Sometimes recipes sound so good to me when I select them, but by the time I actually get around to making them, I'm skeptical.  Sometimes I'm pleasantly surprised that the dish turns out better than I expected.  These sandwiches definitely fit the bill.  

I had never had a Bahn Mi sandwich or roll before but I have heard a lot about them.  They are part of the food truck craze sweeping the west coast, so they receive a lot of hype.  I've also seen them popping up more and more on various food blogs, so I didn't want to miss the party and I decided to try them.

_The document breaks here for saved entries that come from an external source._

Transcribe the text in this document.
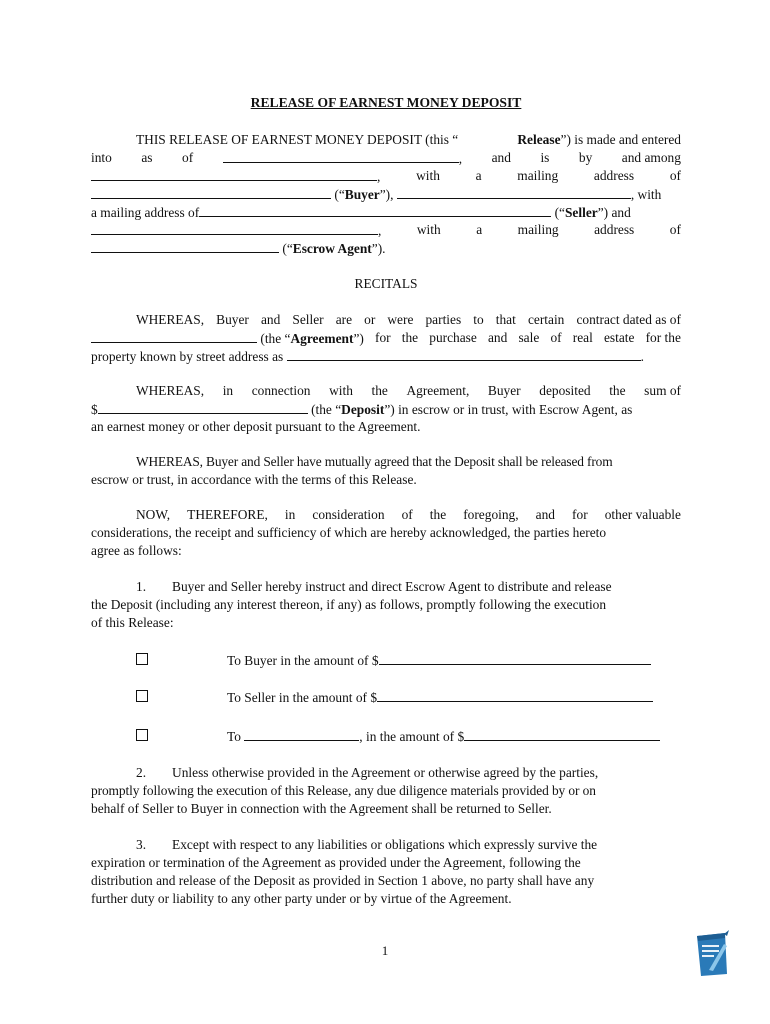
RELEASE OF EARNEST MONEY DEPOSIT
THIS RELEASE OF EARNEST MONEY DEPOSIT (this “	Release”) is made and entered
into as of	, and is by and among
,	with	a	mailing	address	of
(“Buyer”),	, with
a mailing address of	(“Seller”) and
,	with	a	mailing	address	of
(“Escrow Agent”).
RECITALS
WHEREAS, Buyer and Seller are or were parties to that certain contract dated as of
(the “Agreement”) for the purchase and sale of real estate for the
property known by street address as	.
WHEREAS, in connection with the Agreement, Buyer deposited the sum of
$	(the “Deposit”) in escrow or in trust, with Escrow Agent, as
an earnest money or other deposit pursuant to the Agreement.
WHEREAS, Buyer and Seller have mutually agreed that the Deposit shall be released from
escrow or trust, in accordance with the terms of this Release.
NOW, THEREFORE, in consideration of the foregoing, and for other valuable
considerations, the receipt and sufficiency of which are hereby acknowledged, the parties hereto
agree as follows:
1. Buyer and Seller hereby instruct and direct Escrow Agent to distribute and release
the Deposit (including any interest thereon, if any) as follows, promptly following the execution
of this Release:
To Buyer in the amount of $
To Seller in the amount of $
To	, in the amount of $
2. Unless otherwise provided in the Agreement or otherwise agreed by the parties,
promptly following the execution of this Release, any due diligence materials provided by or on
behalf of Seller to Buyer in connection with the Agreement shall be returned to Seller.
3. Except with respect to any liabilities or obligations which expressly survive the
expiration or termination of the Agreement as provided under the Agreement, following the
distribution and release of the Deposit as provided in Section 1 above, no party shall have any
further duty or liability to any other party under or by virtue of the Agreement.
1
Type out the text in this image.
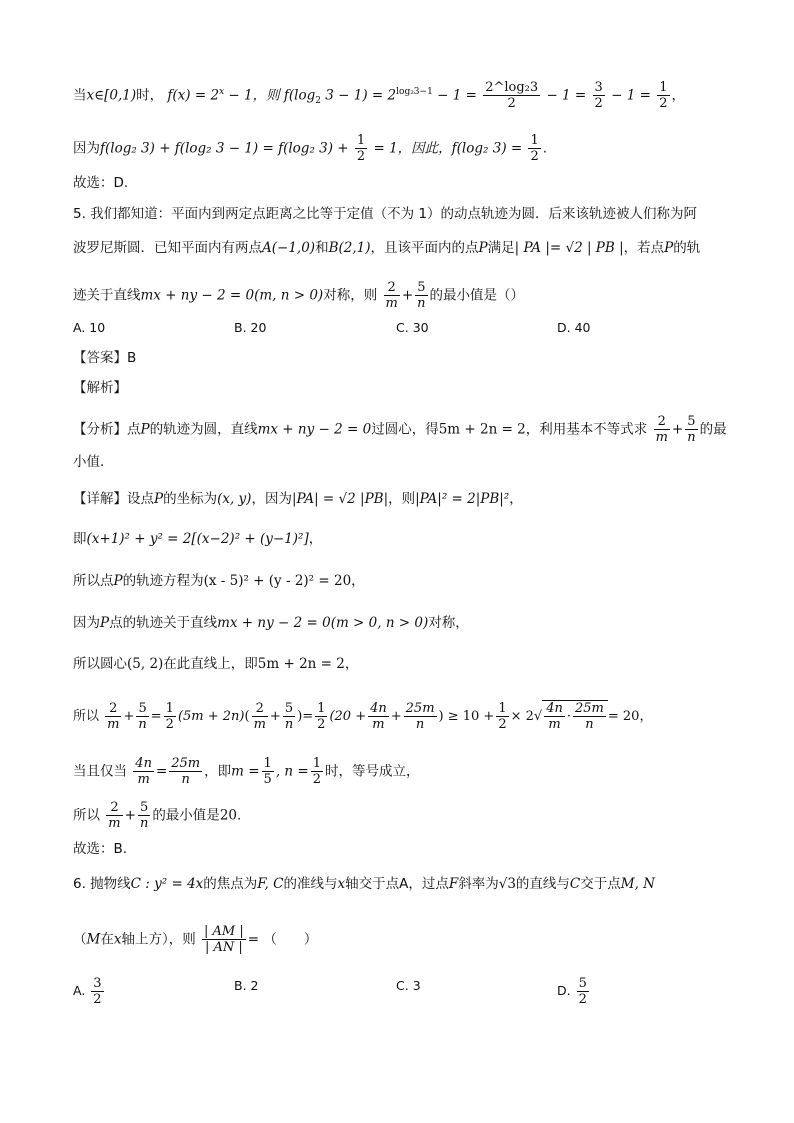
当x∈[0,1)时， $f(x) = 2^x - 1$，则 $f(\log_2$ $3 - 1) = 2^{log_23-1} - 1 = \frac{\text{2\textasciicircum{}log₂3}}{2} - 1 = \frac{3}{2} - 1 = \frac{1}{2}$ ，
因为f(log₂ 3) + f(log₂ 3 − 1) = f(log₂ $3) + \frac{1}{2} = 1$，因此，f(log₂ $3) = \frac{1}{2}$ .
故选：D.
5. 我们都知道：平面内到两定点距离之比等于定值（不为 1）的动点轨迹为圆．后来该轨迹被人们称为阿
波罗尼斯圆．已知平面内有两点A(−1,0)和B(2,1)，且该平面内的点P满足| PA |= √2 | PB |，若点P的轨
迹关于直线mx + ny − 2 = 0(m, n > 0)对称，则 $\frac{2}{m} + \frac{5}{n}$ 的最小值是（）
A. 10	B. 20	C. 30	D. 40
【答案】B
【解析】
【分析】点P的轨迹为圆，直线mx + ny − 2 = 0过圆心，得5m + 2n = 2，利用基本不等式求 $\frac{2}{m} + \frac{5}{n}$ 的最
小值.
【详解】设点P的坐标为(x, y)，因为|PA| = √2 |PB|，则|PA|² = 2|PB|²，
即(x+1)² + y² = 2[(x−2)² + (y−1)²]，
所以点P的轨迹方程为(x - 5)² + (y - 2)² = 20，
因为P点的轨迹关于直线mx + ny − 2 = 0(m > 0, n > 0)对称，
所以圆心(5, 2)在此直线上，即5m + 2n = 2，
所以 $\frac{2}{m} + \frac{5}{n} = \frac{1}{2} (5m + 2n)( \frac{2}{m} + \frac{5}{n}$ )= $\frac{1}{2} (20 + \frac{4n}{m} + \frac{25m}{n}$ ) ≥ $10 + \frac{1}{2} \times 2√ \frac{4n}{m} \cdot \frac{25m}{n} = 20$，
当且仅当 $\frac{4n}{m} = \frac{25m}{n}$ ，即$m = \frac{1}{5}$ , $n = \frac{1}{2}$ 时，等号成立，
所以 $\frac{2}{m} + \frac{5}{n}$ 的最小值是20.
故选：B.
6. 抛物线C : y² = 4x的焦点为F, C的准线与x轴交于点A，过点F斜率为√3的直线与C交于点M, N
（M在x轴上方），则 $\frac{| AM |}{| AN |}$ = （　　）
A. $\frac{3}{2}$	B. 2	C. 3	D. $\frac{5}{2}$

I was a bit skeptical as I put the ingredients together that the little meatballs would have enough flavor.  Was I ever wrong!  Fish sauce has a lot of flavor and no, it's not fishy tasting at all.  These little treats were juicy and flavorful and the crunch from the shredded carrots and cucumber were a nice accompaniment on the sandwich.  I opted to omit the sriracha mayo spread and we never missed it.  We will definitely be having these again...soon if Wes has any say in it!

Bahn Mi Sandwiches

For the Meatballs:

1 lb. ground pork
1/4 cup finely chopped fresh basil
4 garlic cloves, crushed
1-2 green onions, finely chopped
1 Tbsp. fish sauce
2 tsp. sriracha or other hot chile sauce (or to taste)
1 Tbsp. brown sugar
salt & pepper

2 cups coarsely grated carrots
1/4 cup rice vinegar
1/4 cup sugar
4 10″ individual baguettes or four chunks of baguette
thinly sliced cucumber (use a vegetable peeler)
fresh cilantro

In a bowl, mix together the pork, basil, garlic, onions, fish sauce, sriracha, sugar and salt and pepper and mix it all up with your hands. Roll into 1″ balls and place on a rimmed baking sheet. Bake at 400F for 20 minutes, or until golden and cooked through.
Meanwhile, toss the grated carrot with the rice vinegar and sugar in a small bowl. Let sit until you’re ready to assemble your sandwiches.
To assemble, spread baguettes with mayo, if using; top with a squirt of sriracha to taste, and stuff with pickled carrots, cucumber strips, meatballs and sprigs of fresh cilantro.


  1. This looks fabulous, Danielle...I just discovered cooking with fish sauce too, and I love it!! Pinning this one...

  2. Yay for your new kitchen! Can't wait to see it.

  3. I love, love, love bahn mi sandwiches. I can't handle it with pate, but I think they're still good when substituting another meat. Hope you're loving your new kitchen!